Was war passiert? Die Frauen hatten laut Staatsanwaltschaft die mutmasslichen Täter an einem Supermarktparkplatz aufgespürt und wollte sie festhalten, bis zum Eintreffen der Polizei. Auf diese Weise hofften die Frauen zu erfahren, wer der Messerstecher war.

Die Jugendlichen flohen jedoch und ginge dann ihrerseits juristisch gegen die Frauen – also ihre mutmasslichen Opfer - vor. Laut Strafbefehl hätten sich das lesbische Paar der vorsetzlichen Körperverletzung und versuchten Freiheitsberaubung schuldig gemacht, heisst es.

Michaela Reuter
Michaela Reuter in einem Social-Media-Foto von 2023 (Bild: Facebook/Michaela Reuter)

«Unverschämte Justiz» Die Frauen legten vorm Amtsgericht Bad Waldsee Einspruch gegen die Strafbefehle ein. Der Fall wird deswegen nun vom Landgericht weiterverhandelt.

Pikant daran: Gegen die Jugendlichen gibt es derweil kein Verfahren!

Michaela Reuter spricht in einem Social-Media-Kommentar von der «unfassbaren» und «unverschämten» Justiz. Sie schreibt ausserdem: «Stellt euch vor ihr könnt in einem Nest mit 12‘000 Einwohner*innen im Kernort nicht mehr ruhigen Gewissens spazieren, ihr könnte der Polizei nicht mehr vertrauen und der Umgang mit der Justiz wird zum Glücksspiel.»

Michaela Reuter arbeitet nach eigenen Angaben inzwischen in der Schweiz.
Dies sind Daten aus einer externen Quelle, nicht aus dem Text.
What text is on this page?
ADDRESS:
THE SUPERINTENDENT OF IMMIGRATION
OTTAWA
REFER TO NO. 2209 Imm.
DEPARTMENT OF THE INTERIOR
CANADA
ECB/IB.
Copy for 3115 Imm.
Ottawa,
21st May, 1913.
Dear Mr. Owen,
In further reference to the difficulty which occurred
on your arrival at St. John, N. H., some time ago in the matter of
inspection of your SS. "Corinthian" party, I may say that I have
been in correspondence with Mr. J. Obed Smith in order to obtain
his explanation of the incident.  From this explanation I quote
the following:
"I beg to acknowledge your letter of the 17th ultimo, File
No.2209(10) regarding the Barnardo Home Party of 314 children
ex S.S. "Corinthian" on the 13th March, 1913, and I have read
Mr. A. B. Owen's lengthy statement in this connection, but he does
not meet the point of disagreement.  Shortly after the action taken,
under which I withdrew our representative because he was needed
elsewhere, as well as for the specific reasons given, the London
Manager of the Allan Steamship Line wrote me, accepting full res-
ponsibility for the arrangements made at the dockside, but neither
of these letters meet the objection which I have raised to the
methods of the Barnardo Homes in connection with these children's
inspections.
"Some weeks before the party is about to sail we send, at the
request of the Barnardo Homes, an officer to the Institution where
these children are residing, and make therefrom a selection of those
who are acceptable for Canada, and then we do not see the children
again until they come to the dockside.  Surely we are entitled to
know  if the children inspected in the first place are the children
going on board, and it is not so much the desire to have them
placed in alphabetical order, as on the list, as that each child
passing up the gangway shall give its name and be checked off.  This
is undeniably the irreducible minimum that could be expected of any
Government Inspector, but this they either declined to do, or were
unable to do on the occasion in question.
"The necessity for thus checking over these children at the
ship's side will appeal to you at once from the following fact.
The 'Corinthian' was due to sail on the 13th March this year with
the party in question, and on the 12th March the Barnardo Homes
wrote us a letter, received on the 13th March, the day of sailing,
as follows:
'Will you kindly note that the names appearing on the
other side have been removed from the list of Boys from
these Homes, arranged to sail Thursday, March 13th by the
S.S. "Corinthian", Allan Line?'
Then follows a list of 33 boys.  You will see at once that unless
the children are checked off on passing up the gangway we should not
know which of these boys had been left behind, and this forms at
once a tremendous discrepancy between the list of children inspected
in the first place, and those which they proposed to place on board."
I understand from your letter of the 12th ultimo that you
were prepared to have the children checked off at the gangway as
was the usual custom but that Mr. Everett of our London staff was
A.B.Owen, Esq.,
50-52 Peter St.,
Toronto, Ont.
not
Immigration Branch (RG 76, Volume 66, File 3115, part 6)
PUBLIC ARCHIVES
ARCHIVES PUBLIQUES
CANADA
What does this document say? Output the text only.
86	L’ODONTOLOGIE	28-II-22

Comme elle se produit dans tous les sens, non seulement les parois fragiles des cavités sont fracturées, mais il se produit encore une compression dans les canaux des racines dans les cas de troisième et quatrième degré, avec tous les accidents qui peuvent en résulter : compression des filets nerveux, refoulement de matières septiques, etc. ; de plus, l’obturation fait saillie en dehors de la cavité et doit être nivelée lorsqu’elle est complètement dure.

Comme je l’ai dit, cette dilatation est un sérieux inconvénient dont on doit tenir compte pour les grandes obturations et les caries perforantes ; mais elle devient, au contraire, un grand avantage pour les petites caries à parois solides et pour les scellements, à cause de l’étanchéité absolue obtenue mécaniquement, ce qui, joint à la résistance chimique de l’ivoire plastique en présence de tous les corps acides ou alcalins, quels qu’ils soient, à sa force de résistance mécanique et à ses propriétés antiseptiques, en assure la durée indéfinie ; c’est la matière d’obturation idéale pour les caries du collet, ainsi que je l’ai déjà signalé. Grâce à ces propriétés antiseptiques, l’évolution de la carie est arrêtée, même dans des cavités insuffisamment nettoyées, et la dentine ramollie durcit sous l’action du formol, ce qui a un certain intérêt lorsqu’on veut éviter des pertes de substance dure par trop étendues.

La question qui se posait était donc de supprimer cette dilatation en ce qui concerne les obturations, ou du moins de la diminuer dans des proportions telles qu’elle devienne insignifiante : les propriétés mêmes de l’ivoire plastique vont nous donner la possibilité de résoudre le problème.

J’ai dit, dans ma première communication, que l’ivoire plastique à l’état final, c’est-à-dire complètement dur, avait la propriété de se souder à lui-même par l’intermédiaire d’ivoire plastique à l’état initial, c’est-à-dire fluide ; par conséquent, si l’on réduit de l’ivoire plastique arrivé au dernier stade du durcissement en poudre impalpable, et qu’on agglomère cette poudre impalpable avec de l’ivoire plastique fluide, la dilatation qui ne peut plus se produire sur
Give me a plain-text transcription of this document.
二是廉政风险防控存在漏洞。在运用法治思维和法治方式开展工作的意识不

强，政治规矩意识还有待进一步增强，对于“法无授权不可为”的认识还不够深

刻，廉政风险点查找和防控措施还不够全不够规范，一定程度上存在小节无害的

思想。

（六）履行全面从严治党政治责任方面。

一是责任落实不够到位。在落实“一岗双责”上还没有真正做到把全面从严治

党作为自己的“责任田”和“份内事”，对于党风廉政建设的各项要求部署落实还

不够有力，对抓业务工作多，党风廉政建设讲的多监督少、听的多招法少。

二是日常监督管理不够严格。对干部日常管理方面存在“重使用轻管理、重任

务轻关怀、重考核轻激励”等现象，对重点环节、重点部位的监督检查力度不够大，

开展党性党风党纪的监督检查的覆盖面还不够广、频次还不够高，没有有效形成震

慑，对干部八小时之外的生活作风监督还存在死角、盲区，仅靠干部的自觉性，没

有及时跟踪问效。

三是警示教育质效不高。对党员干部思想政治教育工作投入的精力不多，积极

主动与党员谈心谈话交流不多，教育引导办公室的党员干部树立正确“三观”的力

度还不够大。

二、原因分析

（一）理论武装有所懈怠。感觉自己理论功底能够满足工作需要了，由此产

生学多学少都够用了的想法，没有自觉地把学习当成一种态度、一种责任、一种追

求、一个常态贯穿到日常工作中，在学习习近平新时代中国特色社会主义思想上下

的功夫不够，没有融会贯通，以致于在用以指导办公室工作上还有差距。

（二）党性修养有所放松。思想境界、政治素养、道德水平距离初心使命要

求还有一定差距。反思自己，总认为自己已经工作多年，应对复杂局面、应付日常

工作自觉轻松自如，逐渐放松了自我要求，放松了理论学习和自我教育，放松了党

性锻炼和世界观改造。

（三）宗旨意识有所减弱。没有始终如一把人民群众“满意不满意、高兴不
Sie sagt: «Jeden Sonntagabend, den ich über die Grenze fahre, atme ich freier und fühle mich sicher.»

«Weltoffen, bunt und zukunftsgewandt» Laut Stuttgarter Zeitung planen die Frauen, nach Beendigung der Schule ihrer Kinder, Bad Waldsee und Deutschland ganz zu verlassen. Derzeit arbeitet nur Michaela Reuter unter der Woche in der Schweiz.

In der Vergangenheit hatte Bad Waldsee schon öfter für Schlagzeilen gesorgt, u.a. weil eine von der katholischen Gemeinde aufgestellte Regenbogenbank immer wieder zerstört worden war (MANNSCHAFT berichtete über ähnliche Vorfälle rund um Regenbogenbänke). Inzwischen steht sie gar nicht mehr im Ort. Trotzdem betont der CDU-Oberbürgermeister Matthias Henne: «Bad Waldsee ist weltoffen, bunt und zukunftsgewandt.»

Angesichts der neuesten Schlagzeilen bezweifeln das viele. Michaela Reuter sagt: «Es ist verdammt schwer zu ertragen.»